I keep thinking about extensions. Causal RASP for decoders? RASP for multimodal transformers processing image patches? Languages for state space models, linear attention, mixture of experts? Program synthesis going backwards from trained transformers to RASP code?
The broader question fascinates me: what other architectures need their own programming languages? RNNs have automata theory. Transformers have RASP. What about graph neural networks? Diffusion models? Future architectures we haven’t invented?
RASP represents something new in AI research. Not just empirical evaluation or theoretical analysis, but computational understanding. The ability to program machine learning architectures in their native languages.
We’ve become obsessed with scaling laws and emergent capabilities while neglecting fundamental questions about computational models our architectures implement. Understanding these models isn’t academic curiosity - it’s foundation for principled design, reliable interpretability, informed scaling decisions.

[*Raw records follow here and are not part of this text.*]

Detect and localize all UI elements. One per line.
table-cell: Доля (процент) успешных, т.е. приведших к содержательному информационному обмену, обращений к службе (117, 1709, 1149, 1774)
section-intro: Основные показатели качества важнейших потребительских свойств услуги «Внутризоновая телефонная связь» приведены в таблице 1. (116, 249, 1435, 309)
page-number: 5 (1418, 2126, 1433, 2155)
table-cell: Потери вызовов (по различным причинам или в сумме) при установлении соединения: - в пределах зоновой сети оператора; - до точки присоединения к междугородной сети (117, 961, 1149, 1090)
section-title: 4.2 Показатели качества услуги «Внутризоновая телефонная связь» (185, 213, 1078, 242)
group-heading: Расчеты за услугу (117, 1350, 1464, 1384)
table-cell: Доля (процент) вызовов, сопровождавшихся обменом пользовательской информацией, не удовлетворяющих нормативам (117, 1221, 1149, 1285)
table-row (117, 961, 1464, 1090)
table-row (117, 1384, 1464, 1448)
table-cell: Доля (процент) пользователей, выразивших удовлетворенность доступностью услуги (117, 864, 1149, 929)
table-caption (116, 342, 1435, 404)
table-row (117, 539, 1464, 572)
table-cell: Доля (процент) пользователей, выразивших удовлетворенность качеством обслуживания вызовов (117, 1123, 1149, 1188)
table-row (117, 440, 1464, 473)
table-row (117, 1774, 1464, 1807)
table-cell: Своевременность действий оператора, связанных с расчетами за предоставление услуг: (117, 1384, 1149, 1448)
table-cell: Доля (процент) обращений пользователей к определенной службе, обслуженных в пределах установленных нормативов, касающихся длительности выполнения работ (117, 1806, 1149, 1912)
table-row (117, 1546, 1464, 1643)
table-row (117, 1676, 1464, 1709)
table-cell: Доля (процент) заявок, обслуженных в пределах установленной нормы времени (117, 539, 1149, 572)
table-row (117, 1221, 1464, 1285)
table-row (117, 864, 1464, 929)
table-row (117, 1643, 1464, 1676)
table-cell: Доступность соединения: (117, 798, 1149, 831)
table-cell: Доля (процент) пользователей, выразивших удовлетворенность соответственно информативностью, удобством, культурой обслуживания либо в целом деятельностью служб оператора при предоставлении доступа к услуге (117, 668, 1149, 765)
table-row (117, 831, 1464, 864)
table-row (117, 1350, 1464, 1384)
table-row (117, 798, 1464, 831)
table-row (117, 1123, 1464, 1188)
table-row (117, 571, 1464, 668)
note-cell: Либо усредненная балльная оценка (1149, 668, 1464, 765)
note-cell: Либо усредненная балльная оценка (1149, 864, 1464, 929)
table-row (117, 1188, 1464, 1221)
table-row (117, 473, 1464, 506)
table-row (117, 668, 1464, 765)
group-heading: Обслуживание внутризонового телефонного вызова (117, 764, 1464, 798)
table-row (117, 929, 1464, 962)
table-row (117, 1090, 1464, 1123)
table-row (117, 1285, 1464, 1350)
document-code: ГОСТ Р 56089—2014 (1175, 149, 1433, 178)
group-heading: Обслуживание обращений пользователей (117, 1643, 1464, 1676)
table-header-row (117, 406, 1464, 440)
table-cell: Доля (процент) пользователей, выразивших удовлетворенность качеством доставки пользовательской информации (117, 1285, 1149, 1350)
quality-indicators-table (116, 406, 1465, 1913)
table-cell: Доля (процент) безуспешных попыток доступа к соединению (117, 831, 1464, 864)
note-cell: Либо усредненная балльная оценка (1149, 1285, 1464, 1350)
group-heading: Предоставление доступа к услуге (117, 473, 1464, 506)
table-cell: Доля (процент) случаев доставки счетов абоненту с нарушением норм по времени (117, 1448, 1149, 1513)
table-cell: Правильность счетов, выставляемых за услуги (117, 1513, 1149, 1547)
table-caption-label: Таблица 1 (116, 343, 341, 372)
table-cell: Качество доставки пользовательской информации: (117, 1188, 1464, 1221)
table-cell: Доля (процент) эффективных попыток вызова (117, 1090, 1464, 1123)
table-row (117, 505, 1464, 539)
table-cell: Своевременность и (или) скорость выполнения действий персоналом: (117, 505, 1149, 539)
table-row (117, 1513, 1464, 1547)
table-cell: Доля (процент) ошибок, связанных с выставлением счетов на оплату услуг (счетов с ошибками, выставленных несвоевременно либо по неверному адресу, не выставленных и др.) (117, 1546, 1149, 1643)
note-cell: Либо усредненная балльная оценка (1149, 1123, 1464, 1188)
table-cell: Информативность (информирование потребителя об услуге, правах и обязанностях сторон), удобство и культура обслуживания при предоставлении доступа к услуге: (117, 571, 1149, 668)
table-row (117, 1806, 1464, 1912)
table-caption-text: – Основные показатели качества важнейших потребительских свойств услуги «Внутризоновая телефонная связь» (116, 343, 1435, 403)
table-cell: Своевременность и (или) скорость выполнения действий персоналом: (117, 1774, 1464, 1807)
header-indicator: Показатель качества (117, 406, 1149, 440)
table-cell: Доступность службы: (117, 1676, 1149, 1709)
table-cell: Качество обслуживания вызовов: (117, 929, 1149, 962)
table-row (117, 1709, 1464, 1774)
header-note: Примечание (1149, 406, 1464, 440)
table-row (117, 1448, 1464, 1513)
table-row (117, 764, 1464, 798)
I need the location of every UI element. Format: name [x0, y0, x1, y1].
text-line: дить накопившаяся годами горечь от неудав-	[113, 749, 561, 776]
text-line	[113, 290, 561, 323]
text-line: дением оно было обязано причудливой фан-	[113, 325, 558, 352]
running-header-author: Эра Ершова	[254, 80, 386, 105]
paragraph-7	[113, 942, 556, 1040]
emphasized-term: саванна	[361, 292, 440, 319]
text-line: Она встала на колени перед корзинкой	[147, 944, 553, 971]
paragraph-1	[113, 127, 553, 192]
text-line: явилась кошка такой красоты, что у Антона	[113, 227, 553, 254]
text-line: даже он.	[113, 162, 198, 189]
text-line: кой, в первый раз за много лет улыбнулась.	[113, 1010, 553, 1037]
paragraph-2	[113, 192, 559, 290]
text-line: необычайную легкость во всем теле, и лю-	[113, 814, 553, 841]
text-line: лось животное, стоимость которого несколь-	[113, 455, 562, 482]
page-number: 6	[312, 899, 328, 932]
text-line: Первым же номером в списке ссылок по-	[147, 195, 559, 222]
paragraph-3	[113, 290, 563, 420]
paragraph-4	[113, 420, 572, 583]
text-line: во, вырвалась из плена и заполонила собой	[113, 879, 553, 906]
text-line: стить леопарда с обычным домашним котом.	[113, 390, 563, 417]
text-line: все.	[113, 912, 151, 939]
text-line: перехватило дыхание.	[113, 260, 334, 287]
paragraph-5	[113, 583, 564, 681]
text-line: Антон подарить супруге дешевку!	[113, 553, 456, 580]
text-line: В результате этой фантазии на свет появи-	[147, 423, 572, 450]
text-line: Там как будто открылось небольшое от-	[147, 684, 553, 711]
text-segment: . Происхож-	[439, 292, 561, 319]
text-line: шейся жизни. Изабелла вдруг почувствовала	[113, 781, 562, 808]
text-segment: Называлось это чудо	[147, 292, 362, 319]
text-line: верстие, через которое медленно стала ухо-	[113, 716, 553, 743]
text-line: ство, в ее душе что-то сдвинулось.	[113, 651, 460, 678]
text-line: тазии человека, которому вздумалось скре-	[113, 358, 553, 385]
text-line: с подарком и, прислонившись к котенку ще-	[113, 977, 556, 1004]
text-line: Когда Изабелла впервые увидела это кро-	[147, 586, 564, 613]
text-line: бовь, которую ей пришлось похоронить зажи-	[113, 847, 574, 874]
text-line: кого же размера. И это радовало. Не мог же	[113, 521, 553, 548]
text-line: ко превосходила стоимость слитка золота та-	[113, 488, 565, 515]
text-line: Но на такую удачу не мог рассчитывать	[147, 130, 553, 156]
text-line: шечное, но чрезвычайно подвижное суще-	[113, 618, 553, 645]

When we understand how transformers think, we design better transformers. When we understand limitations, we engineer solutions. When we understand computational primitives, we compose them more effectively.
This feels like the beginning of something larger. A research program bridging programming languages, theoretical computer science, and machine learning. Where understanding computation becomes as important as scaling it.
I want to help build this future. Not just more powerful models, but more understandable ones. Not just better performance, but deeper insight into computational processes making intelligence possible.
That 2 AM debugging session taught me something profound. We don’t just need AI that works. We need AI we can understand, predict, and design with intention. RASP might be the first step toward that goal.
Because if we’re building minds, artificial or otherwise, we should probably understand how they think.